La ragazza era rimasta attaccata a un respiratore artificiale per 56 giorni per consentire al feto di crescere nel suo grembo. Il piccolo, chiamato Salvatore dopo esser stato «salvato», è nato alla 32ma settimana: pesa appena 1,7 kg ed  ora ricoverato in neonatologia. «Sta bene – dice il giovane papà, un militare decorato  -sono il padre, ho sempre voluto esserlo, crescerà con me. Ora vi chiedo solo di rispettare il mio silenzio».


Per la mamma, purtroppo, non c’è stato nulla di fare: è deceduta poche ore dopo il parto cesareo, per le condizioni respiratorie ormai irrimediabilmente deteriorate.

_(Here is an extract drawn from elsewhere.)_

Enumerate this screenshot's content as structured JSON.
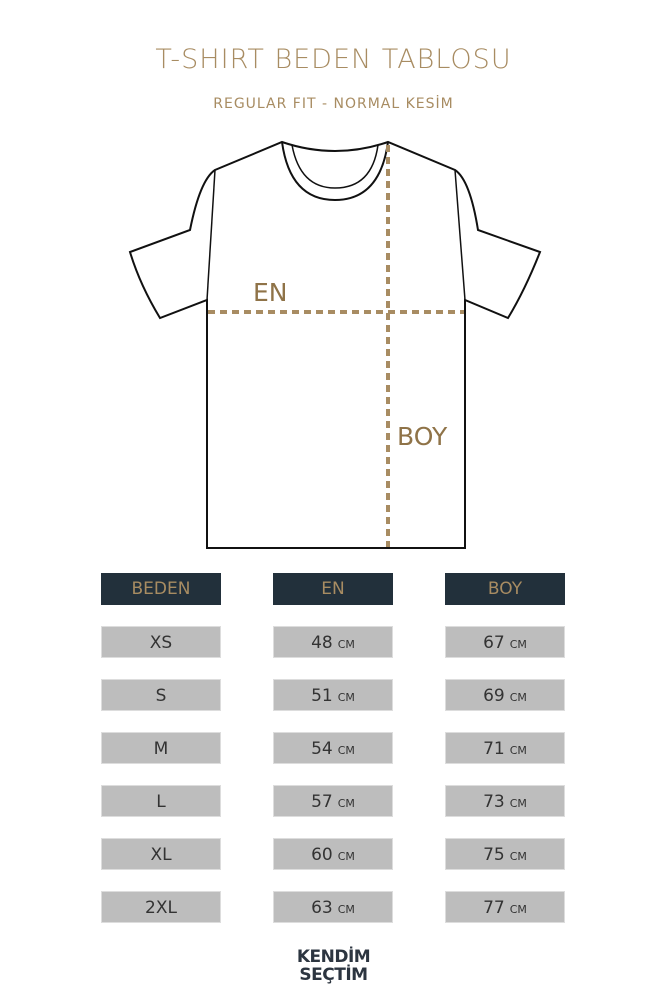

Catarina non aveva mai firmato il consenso alla donazione di organi, non credeva certo che se ne sarebbe andata così presto, ma «essere un donatore non vuol dire soltanto dare un fegato, un cuore o un polmone – dichiara il responsabile del comitato etico dell’ospedale, Filipe Almeida – ma essere un grado di dare se stessi, per consentire al proprio figlio di vivere». La sua storia ha scosso il Portogallo, che ha rappresentato in diverse competizioni internazionali e dov’è molto popolare.